最近项目的看门狗经历了三个版本。
第一个版本:
用ps -ef,如果程序挂了就启动
第二个版本:
程序由于运行时会出现不再监听7901端口,所以不能简单判断机器是不是挂了,而是判断此端口是否有监听
第三个版本:
当7901端口不再监听,就先把原来的killall再启动,每次输出到文件的内容都加日期,要不然根本不知道这事情啥时候发生的
第四个版本:
使用nohup让程序和监控程序的echo输出到非标准设备而是文件,这样彻底脱离shell,从而退出一个shell的时候真正实现后台运行
老版本如下:
#!/bin/sh
set +x
source env.sh
PRMGRAM=scp_platform
FILE_NAME=scp_monitor.log
Current_Time=`date +"%Y-%m-%d %H:%M:%S.%N"`
echo "[${Current_Time}] monitor start...."

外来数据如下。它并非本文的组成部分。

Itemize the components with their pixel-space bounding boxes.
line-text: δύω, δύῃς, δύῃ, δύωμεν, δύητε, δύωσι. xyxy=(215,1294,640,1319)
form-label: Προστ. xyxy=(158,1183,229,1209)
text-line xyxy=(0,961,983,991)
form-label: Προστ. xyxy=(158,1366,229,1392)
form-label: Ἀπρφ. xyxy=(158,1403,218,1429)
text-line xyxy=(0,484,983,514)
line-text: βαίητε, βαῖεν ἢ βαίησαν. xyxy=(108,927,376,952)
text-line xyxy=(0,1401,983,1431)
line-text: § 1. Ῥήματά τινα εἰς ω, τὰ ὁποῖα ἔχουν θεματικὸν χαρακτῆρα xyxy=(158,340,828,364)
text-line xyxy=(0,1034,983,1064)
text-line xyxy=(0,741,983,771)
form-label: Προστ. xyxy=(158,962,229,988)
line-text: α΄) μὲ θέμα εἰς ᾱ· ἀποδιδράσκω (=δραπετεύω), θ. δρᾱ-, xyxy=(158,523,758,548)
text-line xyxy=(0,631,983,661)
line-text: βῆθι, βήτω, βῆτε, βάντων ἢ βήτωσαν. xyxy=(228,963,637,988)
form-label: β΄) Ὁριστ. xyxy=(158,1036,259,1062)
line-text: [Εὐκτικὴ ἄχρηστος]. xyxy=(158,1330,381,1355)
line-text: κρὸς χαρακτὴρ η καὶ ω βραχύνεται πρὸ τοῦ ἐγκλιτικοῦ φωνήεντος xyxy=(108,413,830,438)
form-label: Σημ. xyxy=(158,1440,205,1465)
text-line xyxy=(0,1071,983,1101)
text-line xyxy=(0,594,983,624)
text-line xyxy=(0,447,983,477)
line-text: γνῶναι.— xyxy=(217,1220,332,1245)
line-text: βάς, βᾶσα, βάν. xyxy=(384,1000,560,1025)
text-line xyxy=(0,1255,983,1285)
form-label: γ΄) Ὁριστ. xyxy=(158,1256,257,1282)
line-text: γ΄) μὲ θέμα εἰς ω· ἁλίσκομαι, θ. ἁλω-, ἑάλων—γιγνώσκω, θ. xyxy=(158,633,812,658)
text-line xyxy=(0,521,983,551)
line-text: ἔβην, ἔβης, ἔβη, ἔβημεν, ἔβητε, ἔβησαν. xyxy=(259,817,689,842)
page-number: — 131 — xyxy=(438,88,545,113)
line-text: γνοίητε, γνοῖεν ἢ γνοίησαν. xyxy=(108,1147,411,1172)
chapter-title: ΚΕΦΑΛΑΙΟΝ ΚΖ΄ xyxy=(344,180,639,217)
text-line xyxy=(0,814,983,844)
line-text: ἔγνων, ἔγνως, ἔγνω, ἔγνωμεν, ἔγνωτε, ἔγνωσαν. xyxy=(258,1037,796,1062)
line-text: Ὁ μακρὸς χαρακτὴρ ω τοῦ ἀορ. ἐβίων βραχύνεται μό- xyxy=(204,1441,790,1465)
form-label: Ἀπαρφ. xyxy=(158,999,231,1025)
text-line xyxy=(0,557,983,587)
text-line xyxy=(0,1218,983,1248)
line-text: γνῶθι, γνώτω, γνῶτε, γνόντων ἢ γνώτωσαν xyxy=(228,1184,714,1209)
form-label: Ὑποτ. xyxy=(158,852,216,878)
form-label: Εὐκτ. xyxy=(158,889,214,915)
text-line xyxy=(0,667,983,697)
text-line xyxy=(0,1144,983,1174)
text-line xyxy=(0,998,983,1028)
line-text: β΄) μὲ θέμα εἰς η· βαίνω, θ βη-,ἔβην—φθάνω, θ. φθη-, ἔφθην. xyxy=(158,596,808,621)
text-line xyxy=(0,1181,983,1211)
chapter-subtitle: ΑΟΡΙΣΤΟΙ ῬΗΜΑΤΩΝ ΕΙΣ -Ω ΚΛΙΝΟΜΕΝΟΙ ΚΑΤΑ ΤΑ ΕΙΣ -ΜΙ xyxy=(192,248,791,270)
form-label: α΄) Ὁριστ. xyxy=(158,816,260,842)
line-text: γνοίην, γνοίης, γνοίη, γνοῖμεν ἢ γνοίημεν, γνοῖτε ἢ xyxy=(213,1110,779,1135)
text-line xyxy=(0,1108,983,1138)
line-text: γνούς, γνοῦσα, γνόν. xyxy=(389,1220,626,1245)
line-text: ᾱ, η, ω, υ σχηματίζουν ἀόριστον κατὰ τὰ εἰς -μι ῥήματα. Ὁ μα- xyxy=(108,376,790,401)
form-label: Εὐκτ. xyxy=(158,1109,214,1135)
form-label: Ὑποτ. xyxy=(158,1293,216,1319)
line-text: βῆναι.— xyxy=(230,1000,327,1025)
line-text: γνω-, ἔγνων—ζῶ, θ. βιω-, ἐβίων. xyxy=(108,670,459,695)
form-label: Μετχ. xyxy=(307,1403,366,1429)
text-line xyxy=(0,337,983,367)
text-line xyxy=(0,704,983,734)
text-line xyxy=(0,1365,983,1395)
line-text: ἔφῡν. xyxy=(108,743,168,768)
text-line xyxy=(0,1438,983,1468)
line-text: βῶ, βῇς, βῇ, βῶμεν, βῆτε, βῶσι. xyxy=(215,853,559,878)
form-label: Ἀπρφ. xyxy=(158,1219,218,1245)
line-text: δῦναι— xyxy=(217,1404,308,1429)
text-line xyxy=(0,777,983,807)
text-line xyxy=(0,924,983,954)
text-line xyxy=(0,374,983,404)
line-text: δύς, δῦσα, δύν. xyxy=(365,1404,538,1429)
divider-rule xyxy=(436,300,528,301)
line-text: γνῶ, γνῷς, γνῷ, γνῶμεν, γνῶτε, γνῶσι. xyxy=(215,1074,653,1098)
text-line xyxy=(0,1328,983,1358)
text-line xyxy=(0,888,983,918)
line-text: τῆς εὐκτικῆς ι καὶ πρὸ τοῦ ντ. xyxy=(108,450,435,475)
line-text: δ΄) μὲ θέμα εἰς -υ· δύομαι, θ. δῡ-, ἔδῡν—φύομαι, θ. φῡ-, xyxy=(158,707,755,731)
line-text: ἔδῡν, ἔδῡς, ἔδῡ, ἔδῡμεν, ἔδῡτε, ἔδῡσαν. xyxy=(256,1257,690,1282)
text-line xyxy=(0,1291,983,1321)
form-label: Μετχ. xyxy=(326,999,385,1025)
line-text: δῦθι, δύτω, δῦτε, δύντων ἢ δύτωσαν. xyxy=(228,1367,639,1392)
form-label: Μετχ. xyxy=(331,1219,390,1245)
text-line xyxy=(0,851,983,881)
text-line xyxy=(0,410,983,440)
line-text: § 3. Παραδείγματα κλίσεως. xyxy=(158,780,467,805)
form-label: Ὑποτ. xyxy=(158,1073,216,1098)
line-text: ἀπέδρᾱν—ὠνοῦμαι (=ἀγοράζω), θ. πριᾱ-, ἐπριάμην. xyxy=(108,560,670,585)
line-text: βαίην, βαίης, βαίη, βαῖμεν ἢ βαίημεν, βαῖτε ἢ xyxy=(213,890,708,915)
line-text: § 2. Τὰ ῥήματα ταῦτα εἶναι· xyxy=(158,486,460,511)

echo "[${Current_Time}] monitor start...." >> ${WORK_DIR}/log/${FILE_NAME}
port=7905
TCPListeningnum=`netstat -an | grep ":$port " | awk '$1 == "tcp" && $NF == "LISTEN" {print $0}' | wc -l`
if [ $TCPListeningnum = 1 ]
then
{
echo "[${Current_Time}] The $port is listening"
}
else
{
echo "[${Current_Time}] The port is not listening"
}
fi
while [ 1 ]
do
Current_Time=`date +"%Y-%m-%d %H:%M:%S.%N"`
TCPListeningnum=`netstat -an | grep ":$port " | awk '$1 == "tcp" && $NF == "LISTEN" {print $0}' | wc -l`
if [ $TCPListeningnum = 1 ]
then
{
echo "[${Current_Time}] The ${port} is listening" >> ${WORK_DIR}/log/${FILE_NAME}
}
else
{
echo "[${Current_Time}] The ${port} is not listening" >> ${WORK_DIR}/log/${FILE_NAME}
echo "[${Current_Time}] killall scp_platform now !" >> ${WORK_DIR}/log/${FILE_NAME}
kscp
echo "[${Current_Time}] check ${PRMGRAM} quit, now restart ${PRMGRAM} ..." >> ${WORK_DIR}/log/${FILE_NAME}
scp_platform&
}
fi
sleep 180
done
新版本如下:
start_monitor.sh #此脚本负责将monitor后台运行
#!/bin/bash
#start monitor background without console!!
nohup ./monitor.sh &
monitor.sh #实际的monitor监控程序
#!/bin/bash
set -x
nohup ./env.sh &
PRMGRAM=scp_platform
FILE_NAME=scp_monitor.log
Current_Time=`date +"%Y-%m-%d %H:%M:%S.%N"`
echo "[${Current_Time}] monitor start...."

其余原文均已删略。